Benedetto De Martino, Senior Research Fellow in Neuroeconomics at Royal Holloway

Will de Freitas, Editor, The Conversation

Richard Taffler, Professor of Finance at University of Warwick

The Conversation, 18 September 2013

New research published in the journal Neuron suggests that market bubbles are in fact driven by a biological impulse to try to predict how others behave.

To conduct the research, De Martino, a neuroscientist, teamed up with finance professor Peter Bossaerts and Colin Camerer, a behavioural economist.

The study asked participants to make trades within an experimental bubble environment, where asset prices were higher than underlying values.
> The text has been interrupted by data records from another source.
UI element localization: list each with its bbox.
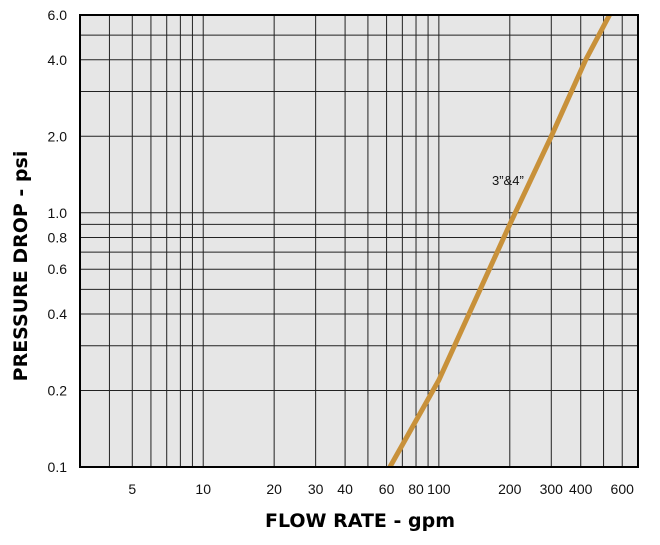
y-tick-label: 0.8	[48, 229, 68, 245]
y-tick-label: 4.0	[48, 52, 68, 68]
y-tick-label: 0.1	[48, 459, 68, 475]
grid-lines	[80, 15, 638, 467]
y-tick-labels: 0.1 0.2 0.4 0.6 0.8 1.0 2.0 4.0 6.0	[48, 7, 68, 475]
x-tick-label: 10	[195, 481, 211, 497]
x-tick-label: 5	[128, 481, 136, 497]
x-tick-label: 80	[408, 481, 424, 497]
y-tick-label: 1.0	[48, 205, 68, 221]
x-tick-label: 300	[540, 481, 564, 497]
x-tick-label: 200	[498, 481, 522, 497]
series-label: 3”&4”	[492, 173, 524, 188]
x-tick-label: 400	[569, 481, 593, 497]
series-layer	[387, 13, 612, 469]
series-line	[387, 13, 612, 469]
y-axis-title: PRESSURE DROP - psi	[10, 151, 32, 382]
x-tick-label: 40	[337, 481, 353, 497]
x-tick-label: 20	[266, 481, 282, 497]
x-tick-label: 30	[308, 481, 324, 497]
x-axis-title: FLOW RATE - gpm	[265, 510, 455, 532]
y-tick-label: 2.0	[48, 128, 68, 144]
y-tick-label: 0.2	[48, 382, 68, 398]
x-tick-label: 600	[611, 481, 635, 497]
x-tick-label: 60	[379, 481, 395, 497]
plot-background	[80, 15, 638, 467]
y-tick-label: 6.0	[48, 7, 68, 23]
x-tick-label: 100	[427, 481, 451, 497]
x-tick-labels: 5 10 20 30 40 60 80 100 200 300 400 600	[128, 481, 634, 497]
plot-frame	[79, 14, 639, 468]
y-tick-label: 0.4	[48, 306, 68, 322]
y-tick-label: 0.6	[48, 261, 68, 277]
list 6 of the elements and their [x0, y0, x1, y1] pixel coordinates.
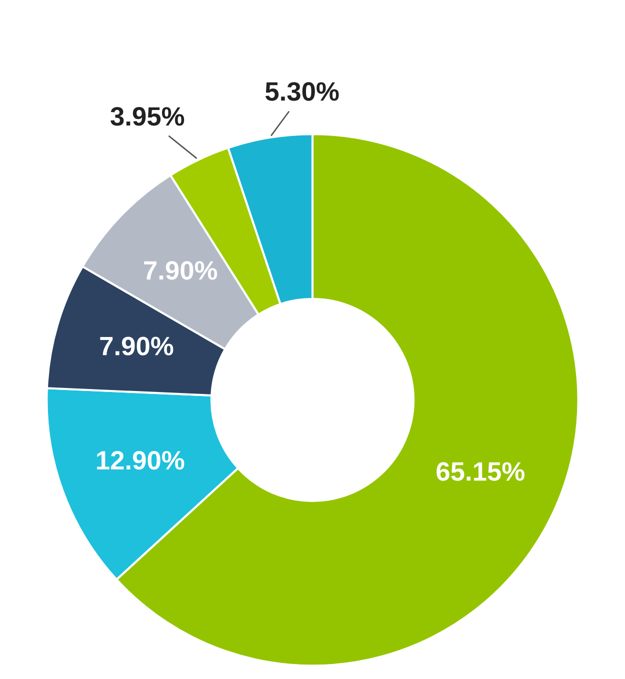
- data-label: 65.15%: [436, 462, 524, 481]
- data-label: 5.30%: [265, 82, 339, 101]
- data-label: 7.90%: [100, 336, 174, 356]
- data-label: 12.90%: [97, 450, 184, 470]
- data-label: 3.95%: [110, 107, 184, 126]
- data-label: 7.90%: [144, 261, 218, 280]
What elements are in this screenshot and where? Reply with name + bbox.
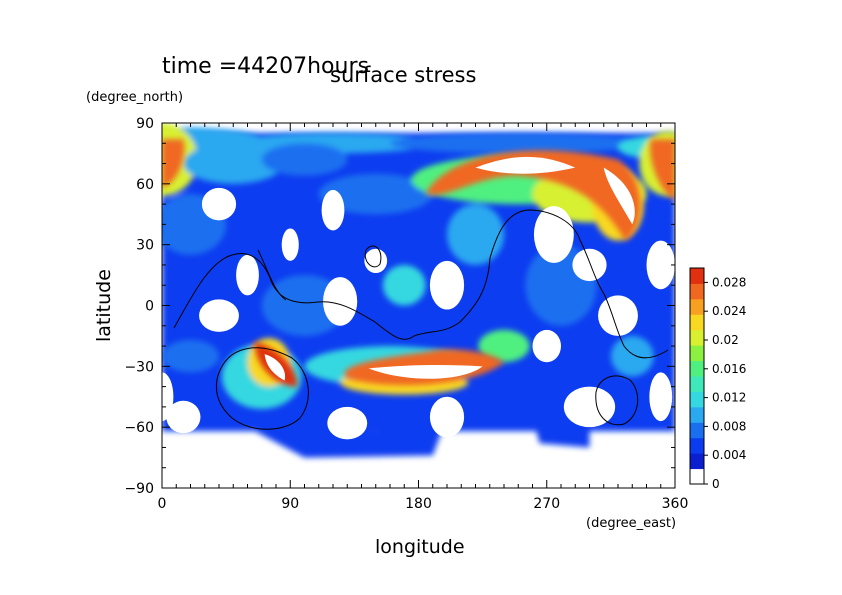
x-tick-label: 360: [662, 496, 689, 512]
low-stress-gap-8: [572, 248, 607, 282]
y-tick-label: −60: [124, 420, 154, 436]
colorbar-swatch: [690, 314, 704, 331]
y-tick-label: 90: [136, 116, 154, 132]
field-patch-8: [318, 173, 433, 215]
colorbar: 0.028 0.024 0.02 0.016 0.012 0.008 0.004 0: [689, 267, 746, 491]
y-tick-label: −90: [124, 481, 154, 497]
colorbar-tick-label: 0: [712, 477, 720, 491]
x-unit-label: (degree_east): [586, 516, 676, 531]
colorbar-swatch: [690, 406, 704, 423]
time-label: time =44207hours: [162, 54, 369, 79]
colorbar-frame: [689, 267, 705, 485]
field-south-east-lobe: [532, 417, 590, 448]
heatmap-high: [162, 139, 675, 387]
colorbar-tick-label: 0.024: [712, 304, 746, 318]
colorbar-swatch: [690, 360, 704, 377]
ridge-north-arc: [425, 150, 641, 241]
low-stress-gap-12: [563, 386, 616, 428]
coastline-outlines: [173, 209, 669, 430]
field-patch-20: [610, 335, 654, 377]
heatmap-field: [162, 123, 675, 458]
low-stress-gap-6: [429, 260, 465, 310]
colorbar-swatch: [690, 453, 704, 470]
colorbar-tick-label: 0.02: [712, 333, 739, 347]
x-tick-label: 0: [158, 496, 167, 512]
colorbar-swatch: [690, 345, 704, 362]
colorbar-tick-label: 0.004: [712, 448, 746, 462]
low-stress-gap-4: [323, 277, 358, 326]
field-patch-19: [162, 339, 219, 373]
colorbar-swatch: [690, 437, 704, 454]
colorbar-tick-label: 0.012: [712, 391, 746, 405]
low-stress-gap-13: [429, 396, 465, 438]
x-tick-label: 270: [533, 496, 560, 512]
core-south-band: [368, 365, 483, 379]
chart-title: surface stress: [330, 63, 476, 87]
low-stress-gap-2: [281, 228, 299, 261]
axes: 0 90 180 270 360 90 60 30 0 −30 −60 −90: [124, 116, 688, 512]
field-patch-7: [261, 143, 348, 176]
y-tick-label: −30: [124, 359, 154, 375]
low-stress-gap-11: [532, 329, 561, 363]
low-stress-gap-3: [364, 248, 388, 274]
core-north-arc-2: [603, 167, 635, 225]
low-stress-gap-17: [649, 372, 673, 422]
ridge-ne-corner: [650, 139, 675, 201]
colorbar-swatch: [690, 298, 704, 315]
y-tick-label: 60: [136, 177, 154, 193]
x-tick-label: 90: [281, 496, 299, 512]
colorbar-tick-label: 0.028: [712, 275, 746, 289]
field-patch-2: [390, 133, 647, 154]
colorbar-swatch: [690, 268, 704, 284]
colorbar-swatch: [690, 376, 704, 392]
core-north-arc-1: [475, 156, 576, 174]
low-stress-gap-14: [327, 406, 368, 440]
x-axis-label: longitude: [375, 536, 465, 558]
low-stress-gap-18: [236, 254, 259, 296]
ridge-nw-corner: [162, 139, 185, 188]
field-patch-6: [183, 143, 284, 184]
y-tick-label: 0: [145, 299, 154, 315]
x-tick-label: 180: [405, 496, 432, 512]
colorbar-swatch: [690, 422, 704, 439]
y-axis-label: latitude: [93, 269, 115, 342]
field-patch-14: [478, 329, 530, 363]
core-sw-cyclone: [264, 354, 286, 381]
field-patch-13: [382, 264, 426, 306]
low-stress-gap-16: [162, 372, 174, 422]
low-stress-gap-5: [199, 299, 239, 332]
low-stress-gap-15: [166, 400, 201, 434]
low-stress-gap-0: [201, 187, 237, 221]
low-stress-gap-9: [646, 240, 675, 290]
colorbar-swatch: [690, 391, 704, 408]
y-unit-label: (degree_north): [86, 90, 183, 105]
low-stress-gap-10: [598, 295, 638, 336]
colorbar-swatch: [690, 283, 704, 300]
y-tick-label: 30: [136, 238, 154, 254]
field-patch-12: [447, 204, 504, 265]
colorbar-tick-label: 0.008: [712, 419, 746, 433]
colorbar-swatch: [690, 468, 704, 485]
low-stress-gap-1: [321, 189, 345, 231]
colorbar-swatch: [690, 329, 704, 346]
colorbar-tick-label: 0.016: [712, 362, 746, 376]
While making these trades, they were hooked up to scans which detected the flow of blood to certain parts of the brain.

They found two areas of the brain’s frontal cortex were particularly active during bubble markets: the area which processes value judgements, and that which looks at social signals and the motives of other people.

Increased activity in the former suggests that people are more likely to overvalue assets in a bubble. Activity in the latter area shows participants are highly aware of the behaviour of others and are constantly trying to predict their next moves.

“In a bubble situation, people start to see the market as a strategic opponent and shift the brain processes they’re using to make financial decisions,” De Martino said.

“They start trying to imagine how the other traders will behave and this leads them to modify their judgement of how valuable the asset is. They become less driven by explicit information, like actual prices, and more focused on how they imagine the market will change.”